Populism, Youth Stoke Moves Toward Direct Democracy

 With a contentious confirmation process just ended, it’s time to take a break and consider experiments around the globe with direct democracy and citizen engagement using online platforms to define public problems, suggest legislation and elect political leaders.

With a contentious confirmation process just ended, it’s time to take a break and consider experiments around the globe with direct democracy and citizen engagement using online platforms to define public problems, suggest legislation and elect political leaders.

With Brett Kavanaugh sitting on the Supreme Court and political ads flooding the airwaves before the November 6 midterm election, it’s time to take a deep breath and consider innovation in government, including the direct democracy experiment underway in Italy. It could be the next disruptive idea to invade our own political landscape.

Understanding the Italian political scene is not easy or obvious. At the moment, Italy’s ruling coalition government is led by a group of parliamentarians nominated and elected online under the political slogan, “Participate, don’t delegate.”  They are members of the Five-Star Movement (M5S), a political party started in 2009 by a comedian, a blogger and a web strategist.

In March elections this year, M5S won the largest share of votes (38 percent) because of its populist appeal and attraction to young voters. It is reportedly the first time an Internet-based movement has gained political power. Its success wouldn’t have been conceivable without the advance of technology

One of the new government’s first moves was to appoint Riccardo Fraccaro as perhaps the world’s first minister of direct democracy. As reported in the Washington Post, Fraccaro said, “Citizens must be granted the same possibility to actively intervene in the process of managing and administrating public goods as normally carried out by their elected representatives.” In a partyocracy, he added, elected officials hoard decision-making at the expense of the “public will.” 

Through referenda, public petitions and initiatives, Fraccaro sees direct democracy guiding policymaking alongside representative government “to give real, authentic sovereignty to the citizens.” The Five-Star Movement exists on an online platform called Rousseau, an Enlightenment-era philosopher who influenced the French Revolution and believed in citizen involvement in politics as a wedge against tyranny.

The Five-Star Movement appears to be more than a protest of governmental process, as reflected by its coalition partner, the right-wing League party, best known for its anti-immigration positions. The Five-Star Movement leader is Luigi Di Maio, who is 32 years old and the son of a member of the neo-fascist Italian Social Movement.

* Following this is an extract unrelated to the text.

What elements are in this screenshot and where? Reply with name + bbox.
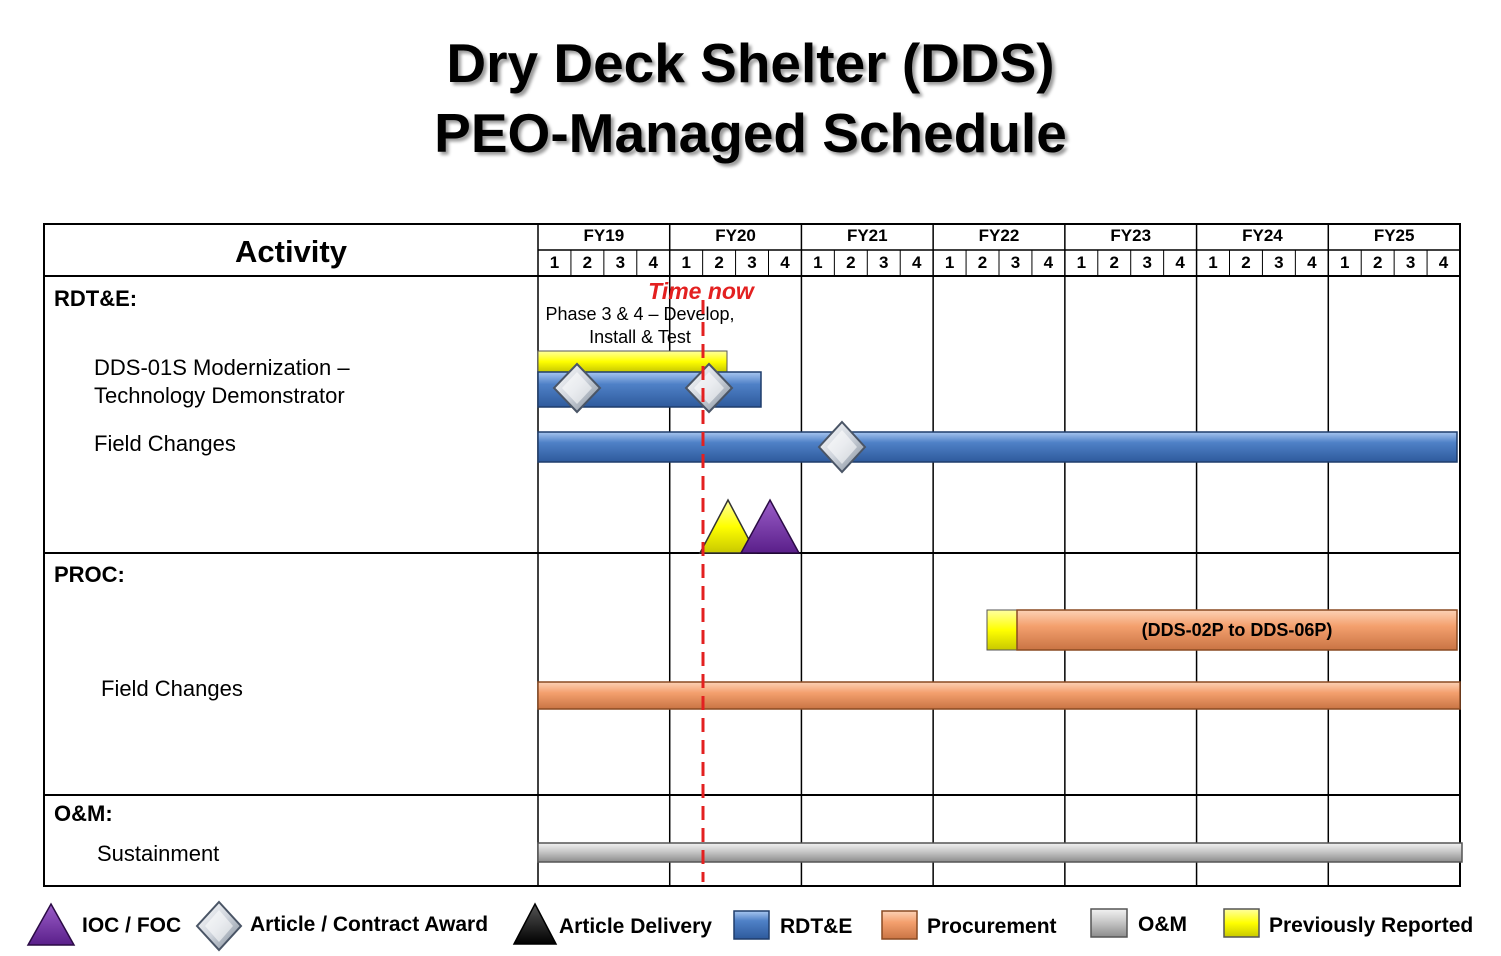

The early months of the coalition’s time in power have unsettled more traditional political players with calls for both a tax cut and universal basic income for Italians, despite Italy’s long-term debt that stands at 130 percent of its GDP. However, the direct democracy experiment has spurred the European Union to reduce the signature threshold for citizen-proposed legislation. The next step would be to institutionalize a role for citizen engagement, possibly a Citizens’ Assembly with a role in reviewing what is passed by the European Parliament.

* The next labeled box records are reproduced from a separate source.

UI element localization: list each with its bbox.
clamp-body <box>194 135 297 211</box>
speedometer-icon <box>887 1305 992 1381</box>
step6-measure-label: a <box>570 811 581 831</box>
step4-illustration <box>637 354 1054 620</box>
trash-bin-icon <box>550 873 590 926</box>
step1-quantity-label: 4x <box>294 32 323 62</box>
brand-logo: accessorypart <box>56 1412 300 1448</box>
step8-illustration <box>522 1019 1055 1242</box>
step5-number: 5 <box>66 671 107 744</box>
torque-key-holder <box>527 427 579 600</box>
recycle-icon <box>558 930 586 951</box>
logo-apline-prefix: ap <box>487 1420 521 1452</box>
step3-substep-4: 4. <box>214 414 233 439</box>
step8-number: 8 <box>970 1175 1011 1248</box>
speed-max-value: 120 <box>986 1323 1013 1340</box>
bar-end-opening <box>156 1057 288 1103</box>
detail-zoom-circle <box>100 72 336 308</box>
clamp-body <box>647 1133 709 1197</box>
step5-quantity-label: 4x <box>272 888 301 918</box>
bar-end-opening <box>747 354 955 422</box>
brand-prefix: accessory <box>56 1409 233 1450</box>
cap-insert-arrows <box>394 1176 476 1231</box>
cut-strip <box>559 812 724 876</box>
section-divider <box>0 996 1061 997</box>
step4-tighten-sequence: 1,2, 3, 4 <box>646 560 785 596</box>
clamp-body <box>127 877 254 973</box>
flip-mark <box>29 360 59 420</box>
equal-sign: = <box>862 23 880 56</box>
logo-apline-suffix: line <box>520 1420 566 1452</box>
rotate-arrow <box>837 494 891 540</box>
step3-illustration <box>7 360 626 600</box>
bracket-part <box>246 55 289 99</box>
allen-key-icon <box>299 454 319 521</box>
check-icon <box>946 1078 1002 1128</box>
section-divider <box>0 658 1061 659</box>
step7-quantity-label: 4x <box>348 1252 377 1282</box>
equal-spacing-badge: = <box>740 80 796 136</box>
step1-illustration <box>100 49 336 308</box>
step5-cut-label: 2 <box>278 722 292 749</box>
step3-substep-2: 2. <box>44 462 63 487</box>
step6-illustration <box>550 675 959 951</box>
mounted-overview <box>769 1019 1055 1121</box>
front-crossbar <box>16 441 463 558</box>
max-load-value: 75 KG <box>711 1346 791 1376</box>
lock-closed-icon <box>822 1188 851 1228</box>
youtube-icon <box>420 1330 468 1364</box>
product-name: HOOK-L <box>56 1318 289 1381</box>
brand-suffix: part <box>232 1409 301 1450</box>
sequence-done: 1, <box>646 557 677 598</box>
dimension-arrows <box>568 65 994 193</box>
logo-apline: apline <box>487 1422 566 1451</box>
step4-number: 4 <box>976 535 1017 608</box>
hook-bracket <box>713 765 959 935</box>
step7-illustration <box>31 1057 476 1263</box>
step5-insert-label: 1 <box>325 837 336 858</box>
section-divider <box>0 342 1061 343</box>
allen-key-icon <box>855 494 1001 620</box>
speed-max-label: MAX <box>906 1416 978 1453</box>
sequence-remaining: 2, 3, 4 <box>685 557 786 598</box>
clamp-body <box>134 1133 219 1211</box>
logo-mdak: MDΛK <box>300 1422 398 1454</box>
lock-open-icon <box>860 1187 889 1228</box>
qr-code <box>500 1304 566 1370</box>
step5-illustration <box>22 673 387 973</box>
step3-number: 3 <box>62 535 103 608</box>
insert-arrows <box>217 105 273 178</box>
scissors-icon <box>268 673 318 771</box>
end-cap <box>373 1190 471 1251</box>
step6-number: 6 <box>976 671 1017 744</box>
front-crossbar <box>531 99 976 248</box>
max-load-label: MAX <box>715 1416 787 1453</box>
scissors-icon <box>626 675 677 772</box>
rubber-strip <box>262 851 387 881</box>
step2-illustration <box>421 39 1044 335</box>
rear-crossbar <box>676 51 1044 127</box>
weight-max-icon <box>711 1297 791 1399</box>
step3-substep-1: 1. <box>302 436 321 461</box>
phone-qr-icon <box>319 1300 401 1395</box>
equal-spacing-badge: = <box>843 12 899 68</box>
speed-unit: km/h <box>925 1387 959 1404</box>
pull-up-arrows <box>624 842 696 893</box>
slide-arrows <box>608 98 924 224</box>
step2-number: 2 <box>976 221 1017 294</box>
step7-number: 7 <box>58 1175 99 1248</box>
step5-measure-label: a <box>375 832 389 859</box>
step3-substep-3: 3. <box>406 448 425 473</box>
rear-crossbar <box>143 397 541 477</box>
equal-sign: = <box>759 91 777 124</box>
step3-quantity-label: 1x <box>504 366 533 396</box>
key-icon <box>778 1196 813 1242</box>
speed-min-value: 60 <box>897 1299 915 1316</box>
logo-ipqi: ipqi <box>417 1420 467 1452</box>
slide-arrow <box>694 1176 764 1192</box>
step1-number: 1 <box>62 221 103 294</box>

Nathan Gardels, editor of The World Post, notes other direct democracy experiments around the world. One is crowdlaw, an intelligence gathering platform intended to help government officials engage with citizens in use in diverse countries such as Iceland and India.

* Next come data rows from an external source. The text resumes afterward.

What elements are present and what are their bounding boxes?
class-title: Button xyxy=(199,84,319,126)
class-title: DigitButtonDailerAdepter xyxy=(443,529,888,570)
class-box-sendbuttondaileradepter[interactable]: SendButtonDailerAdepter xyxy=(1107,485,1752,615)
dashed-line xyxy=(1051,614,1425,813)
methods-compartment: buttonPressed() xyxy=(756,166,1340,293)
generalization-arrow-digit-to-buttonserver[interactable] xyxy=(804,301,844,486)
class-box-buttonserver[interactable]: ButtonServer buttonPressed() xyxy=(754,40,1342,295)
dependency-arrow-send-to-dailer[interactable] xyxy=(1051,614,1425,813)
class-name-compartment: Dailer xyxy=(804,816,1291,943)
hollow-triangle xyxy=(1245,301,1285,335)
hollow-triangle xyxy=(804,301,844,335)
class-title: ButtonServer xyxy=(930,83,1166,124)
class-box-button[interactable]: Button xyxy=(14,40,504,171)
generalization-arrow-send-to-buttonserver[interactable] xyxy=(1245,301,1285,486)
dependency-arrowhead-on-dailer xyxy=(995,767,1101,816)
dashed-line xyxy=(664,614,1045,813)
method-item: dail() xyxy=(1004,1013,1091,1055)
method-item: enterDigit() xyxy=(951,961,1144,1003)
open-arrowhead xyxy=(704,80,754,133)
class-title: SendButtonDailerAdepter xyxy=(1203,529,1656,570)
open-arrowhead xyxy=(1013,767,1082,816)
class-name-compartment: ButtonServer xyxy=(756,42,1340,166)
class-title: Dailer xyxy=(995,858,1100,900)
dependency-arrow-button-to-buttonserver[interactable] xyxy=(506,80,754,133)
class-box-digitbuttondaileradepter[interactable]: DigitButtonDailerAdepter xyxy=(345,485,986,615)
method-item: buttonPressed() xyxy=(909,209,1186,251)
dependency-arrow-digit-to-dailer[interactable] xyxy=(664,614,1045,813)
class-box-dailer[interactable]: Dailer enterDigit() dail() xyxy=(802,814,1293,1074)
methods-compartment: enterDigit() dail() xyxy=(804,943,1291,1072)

Taiwan has employed an online platform to form citizen working groups that define public problems and identify possible solutions. “In more than 80 percent of cases, publicly defined issues have led to government action. So far, 26 national issues, including the regulation of Uber, telemedicine and online education, have been discussed with more than 200,000 participants.”

Steps toward direct democracy would undoubtedly alarm another Enlightenment-era political thinker, James Madison. He believed populist passions could overwhelm the cool restraint of deliberative reason. “In all very numerous assemblies, of whatever characters composed, passion never fails to wrest the scepter from reason,” Madison wrote in one of the Federalist Papers. “A pure democracy, by which I mean a society consisting of a small number of citizens, who assemble and administer the government in person, can admit of no cure for the mischiefs of faction.”

Madison and other Founding Fathers lived in a time before telecommunications, jet airplanes and the internet, which have altered perceptions about representative government and direct democracy. The hot-plate Kavanaugh confirmation process, whether you view it as a circus or a sham, is likely to kindle more thoughts about the role of citizens in a government, of which George Washington once described the “senatorial saucer” to cool the passions of the directly elected members of the House.